20世紀最後の皆既日食は、
大西洋からヨーロッパ・東欧・中近東にかけて見る事が出来ます。
太陽観測衛星「ようこう」も、
皆既帯の上空は通過するのですが、
衛星が通過する時刻と月の本影が通過する時刻が異なるため、
「ようこう」では皆既日食を観測する事ができません。
しかし、X線で見る部分日食を観測する事ができます。
下の図は、日食の予報情報と衛星の軌道データを使って予想した、
「ようこう」から見た月の中心の軌跡です。
中心の円が太陽を表し、
アスタリスク付きの実線*が月の中心の移動を示しています。
地球を周回する衛星の速度は、月の影の移動速度よりも早いため、
衛星からは2回部分日食を観測することができることがわかります。
太陽の右上(日本時間17時50分頃)と左上(日本時間21時50分頃)で
太陽と月の中心の軌跡が接近している時に、
「ようこう」から部分日食が観測できます。
日本時間17時50分頃に観測された部分日食のデータは20時30分に、
日本時間21時50分頃に観測された部分日食のデータは22時10分に
鹿児島宇宙観測所(KSC)
へデータが転送されました。
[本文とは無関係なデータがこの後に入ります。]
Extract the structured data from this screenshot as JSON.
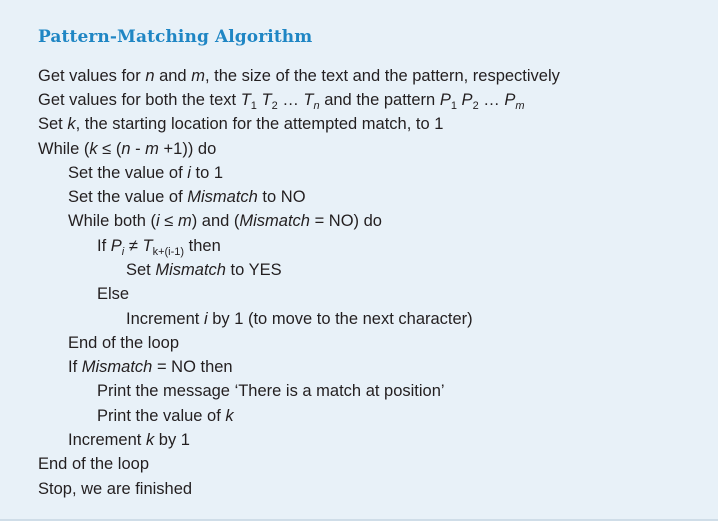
{
  "title": "Pattern-Matching Algorithm",
  "lines": {
    "l1": {
      "a": "Get values for ",
      "n": "n",
      "b": " and ",
      "m": "m",
      "c": ", the size of the text and the pattern, respectively"
    },
    "l2": {
      "a": "Get values for both the text ",
      "T": "T",
      "s1": "1",
      "s2": "2",
      "dots": " … ",
      "sn": "n",
      "b": "  and the pattern ",
      "P": "P",
      "ps1": "1",
      "ps2": "2",
      "pm": "m"
    },
    "l3": {
      "a": "Set ",
      "k": "k",
      "b": ", the starting location for the attempted match, to 1"
    },
    "l4": {
      "a": "While (",
      "k": "k",
      "le": " ≤ (",
      "n": "n",
      "minus": " - ",
      "m": "m",
      "b": " +1)) do"
    },
    "l5": {
      "a": "Set the value of ",
      "i": "i",
      "b": " to 1"
    },
    "l6": {
      "a": "Set the value of ",
      "mm": "Mismatch",
      "b": " to NO"
    },
    "l7": {
      "a": "While both (",
      "i": "i",
      "le": " ≤ ",
      "m": "m",
      "b": ") and (",
      "mm": "Mismatch",
      "c": " = NO) do"
    },
    "l8": {
      "a": "If  ",
      "P": "P",
      "pi": "i",
      "ne": "  ≠  ",
      "T": "T",
      "tsub": "k+(i-1)",
      "b": "  then"
    },
    "l9": {
      "a": "Set ",
      "mm": "Mismatch",
      "b": " to YES"
    },
    "l10": {
      "a": "Else"
    },
    "l11": {
      "a": "Increment ",
      "i": "i",
      "b": " by 1 (to move to the next character)"
    },
    "l12": {
      "a": "End of the loop"
    },
    "l13": {
      "a": "If ",
      "mm": "Mismatch",
      "b": " = NO then"
    },
    "l14": {
      "a": "Print the message ‘There is a match at position’"
    },
    "l15": {
      "a": "Print the value of ",
      "k": "k"
    },
    "l16": {
      "a": "Increment ",
      "k": "k",
      "b": " by 1"
    },
    "l17": {
      "a": "End of the loop"
    },
    "l18": {
      "a": "Stop, we are finished"
    }
  },
  "colors": {
    "title": "#1f86c4",
    "background": "#e8f1f8",
    "text": "#231f20"
  }
}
下の図が、そのデータです。
17時50分からの部分日食は、 「ようこう」が地球の陰から出てきた時にはすでに始まっていました。 そのため、欠けた太陽から普通の太陽に戻っていく様子を「ようこう」は観測しました。 ムービーの最初の画像の太陽がすでに欠けているのは、このためです。
*:アスタリスクが付いていない所は、 「ようこう」が地球のうしろにいる時間の月の運動を示しています。 そのため、線が太陽と接近していて部分日食が起きていても、 「ようこう」は日食を観測することが出来ません。